SingularityNET (AGIX) heeft ambitieuze plannen onthuld voor de ontwikkeling van een netwerk van supercomputers om een doorbraak te realiseren in Artificial General Intelligence (AGI). Hoewel huidige
kunstmatige intelligentie (AI) systemen, zoals OpenAI’s chatbot ChatGPT, indrukwekkend presteren in specifieke taken, blijven ze ver verwijderd van echte menselijke intelligentie. SingularityNET richt zich daarentegen op het trainen van complexe
AI architecturen die dit wel kunnen bereiken. AGI wordt gezien als de volgende grote stap in AI ontwikkeling. Als het eenmaal is bereikt, zou het namelijk het potentieel hebben om vrijwel elke taak die een mens kan uitvoeren, over te nemen of te verbeteren
Supercomputers
Het kernstuk van dit project is een
nieuwe supercomputer, die naar verwachting in 2025 gereed zal zijn.

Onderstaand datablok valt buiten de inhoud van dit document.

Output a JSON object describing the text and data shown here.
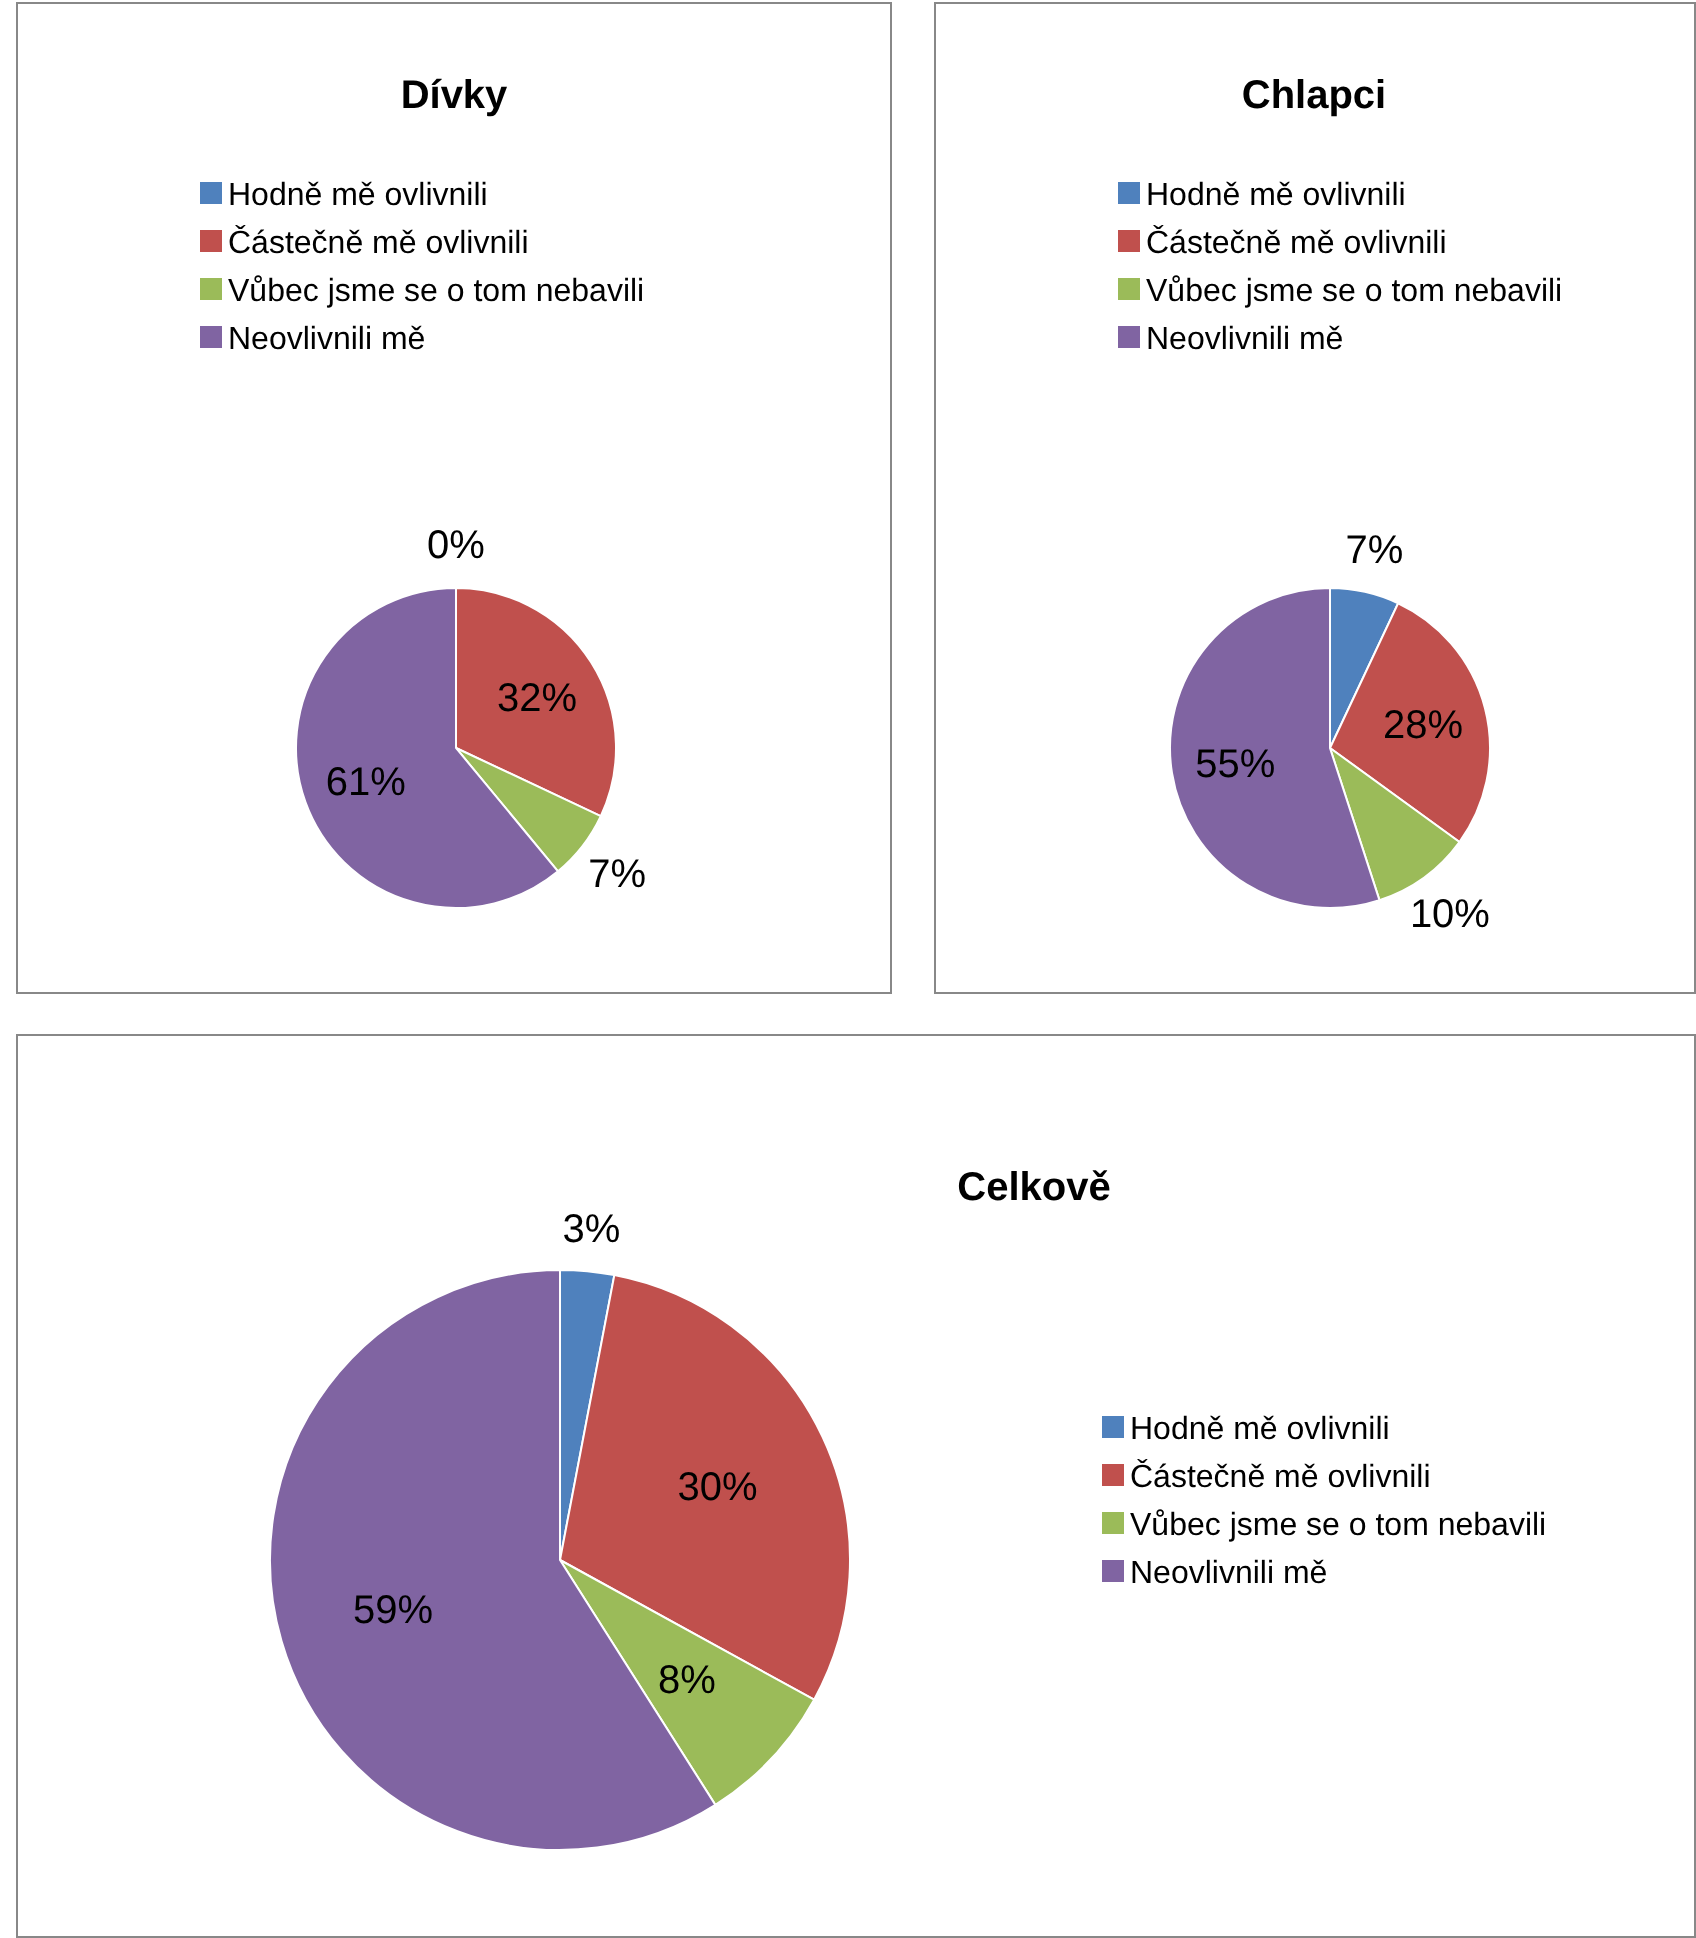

Deze supercomputer, uitgerust met de nieuwste technologie zoals Nvidia GPU’s, AMD-processors en Tenstorrent-serverrekken, is ontworpen om de enorme rekenkracht te leveren die nodig is voor geavanceerde AI systemen.
Het netwerk zal AI componenten omvatten die menselijk gedrag nabootsen, zoals spraak en beweging. Een AGI systeem zou nieuwe informatie snel kunnen verwerken en zich aan nieuwe situaties kunnen aanpassen zonder specifieke voorprogrammering. In theorie zou AGI niet alleen complexe problemen kunnen oplossen, maar ook een soort bewustzijn of zelfreflectie kunnen ontwikkelen, vergelijkbaar met menselijke introspectie.
Om dit mogelijk te maken wordt gebruikgemaakt van grote taalmodellen en neurale netwerken die zijn geïnspireerd op de structuur van het menselijk brein. Om de samenwerking tussen deze diverse AI systemen te coördineren, heeft SingularityNET de open-source software OpenCog Hyperon ontwikkeld. De software dient als de 'dirigent' van het netwerk, die de verschillende AI processen op elkaar afstemt.
AGIX token
Om toegang te krijgen tot het netwerk moet je AGIX tokens bezitten. Dit is cryptocurrency die werkt op blockchains, Bitcoin (BTC) en Ethereum (ETH). Gebruikers kunnen niet alleen toegang krijgen, maar ook bijdragen aan de ontwikkeling van AGI door data te delen.